Шрифт:
– Рассуждая революционно, мы, конечно, не боимся действовать противузаконно, как боятся этого некоторые иные. Но – мы против «вспышкопускательства», – по слову одного товарища, – и против дуэлей с министрами. Герои на час приятны в романах, а жизнь требует мужественных работников, которые понимали бы, что великое дело рабочего класса – их кровное, историческое дело...
– Вы – проповедник якобы неоспоримых истин, – закричал бритый.
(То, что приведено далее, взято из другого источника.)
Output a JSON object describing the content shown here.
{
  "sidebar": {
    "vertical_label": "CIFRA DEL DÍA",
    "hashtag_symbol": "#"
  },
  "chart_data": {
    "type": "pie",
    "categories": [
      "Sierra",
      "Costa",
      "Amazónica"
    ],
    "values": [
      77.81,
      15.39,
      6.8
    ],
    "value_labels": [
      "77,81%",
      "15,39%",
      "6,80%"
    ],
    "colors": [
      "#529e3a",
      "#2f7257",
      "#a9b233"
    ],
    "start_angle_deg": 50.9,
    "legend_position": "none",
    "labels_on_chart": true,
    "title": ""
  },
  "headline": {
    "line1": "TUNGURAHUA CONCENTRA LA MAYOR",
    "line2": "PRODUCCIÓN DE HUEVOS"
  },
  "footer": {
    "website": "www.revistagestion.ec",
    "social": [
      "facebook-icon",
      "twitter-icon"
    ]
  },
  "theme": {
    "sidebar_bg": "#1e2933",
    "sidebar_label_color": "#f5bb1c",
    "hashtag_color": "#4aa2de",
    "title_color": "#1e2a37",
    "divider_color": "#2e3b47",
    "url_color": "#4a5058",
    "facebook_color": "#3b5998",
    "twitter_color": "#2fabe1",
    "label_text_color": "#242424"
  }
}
Он говорил быстро, захлебываясь словами, и Самгин не мог понять его, а Кутузов, отмахнувшись широкой ладонью, сказал:
– Неверно, милостивый государь, культура действительно погибает, но – не от механизации жизни, как вы изволили сказать, не от техники, культурное значение которой, видимо, не ясно вам, – погибает она от идиотической психологии буржуазии, от жадности мещан, торгашей, убивающих любовь к труду. Затем – еще раз повторю: великолепный ваш мятежный человек ищет бури лишь потому, что он, шельма, надеется за бурей обрести покой. Это – может быть – законно, но – до покоя не близко. Лично я сомневаюсь, что он возможен и нужен человеку.
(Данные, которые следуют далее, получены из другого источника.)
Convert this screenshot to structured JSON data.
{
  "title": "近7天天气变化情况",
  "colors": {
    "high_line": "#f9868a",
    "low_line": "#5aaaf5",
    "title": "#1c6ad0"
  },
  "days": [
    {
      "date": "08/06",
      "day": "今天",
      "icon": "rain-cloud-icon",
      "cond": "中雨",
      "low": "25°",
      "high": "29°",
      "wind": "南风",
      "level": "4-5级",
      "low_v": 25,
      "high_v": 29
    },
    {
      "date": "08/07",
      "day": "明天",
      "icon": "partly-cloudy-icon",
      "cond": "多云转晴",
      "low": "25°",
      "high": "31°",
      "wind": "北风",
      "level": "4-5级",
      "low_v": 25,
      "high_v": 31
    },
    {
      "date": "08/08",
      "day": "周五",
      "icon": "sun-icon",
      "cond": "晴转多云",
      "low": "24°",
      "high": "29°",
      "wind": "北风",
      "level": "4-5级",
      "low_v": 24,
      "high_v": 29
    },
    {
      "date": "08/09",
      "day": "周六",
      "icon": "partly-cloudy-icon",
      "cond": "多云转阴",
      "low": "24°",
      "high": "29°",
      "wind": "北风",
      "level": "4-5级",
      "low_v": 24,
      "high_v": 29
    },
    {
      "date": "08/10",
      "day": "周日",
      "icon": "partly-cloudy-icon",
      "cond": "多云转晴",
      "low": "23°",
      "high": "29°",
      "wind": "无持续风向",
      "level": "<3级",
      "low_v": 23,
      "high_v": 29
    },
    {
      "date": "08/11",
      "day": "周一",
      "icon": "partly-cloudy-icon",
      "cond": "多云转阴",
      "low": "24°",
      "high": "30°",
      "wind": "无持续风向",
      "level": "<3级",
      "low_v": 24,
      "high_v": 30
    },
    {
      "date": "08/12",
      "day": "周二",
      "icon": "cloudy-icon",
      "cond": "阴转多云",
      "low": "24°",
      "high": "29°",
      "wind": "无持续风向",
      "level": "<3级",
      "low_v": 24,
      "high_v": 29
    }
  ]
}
Кутузов встал, вынул из кармана толстые, как луковица, серебряные часы, взглянул на них, взвесил на ладони.
– Однако – не пора ли прекратить эти «микроскопические для души увеселения»? Так озаглавлена одна старинная книга о гидре, организме примитивнейшем и слепом.
Самгин незаметно подвигался к двери; ему не хотелось встречи с Кутузовым, а того более – с Поярковым и Дунаевым. В комнате снова бурно закричали, кто-то возмутился:
– Вы называете микроскопическими увеселениями...
На улице было пустынно и неприятно тихо. Полночь успокоила огромный город. Огни фонарей освещали грязножелтые клочья облаков. Таял снег, и от него уже исходил запах весенней сырости. Мягко падали капли с крыш, напоминая шорох ночных бабочек о стекло окна.
Самгин шел тихо, как бы опасаясь расплескать на ходу все то, чем он был наполнен. Большую часть сказанного Кутузовым Клим и читал и слышал из разных уст десятки раз, но в устах Кутузова эти мысли принимали как бы густоту и тяжесть первоисточника. Самгин видел пред собой Кутузова в тесном окружении раздраженных, враждебных ему людей вызывающе спокойным, уверенным в своей силе, – как всегда, это будило и зависть и симпатию.
«Уметь вот так сопротивляться людям...»
Он представил Кутузова среди рабочих, неохотно шагавших в Кремль.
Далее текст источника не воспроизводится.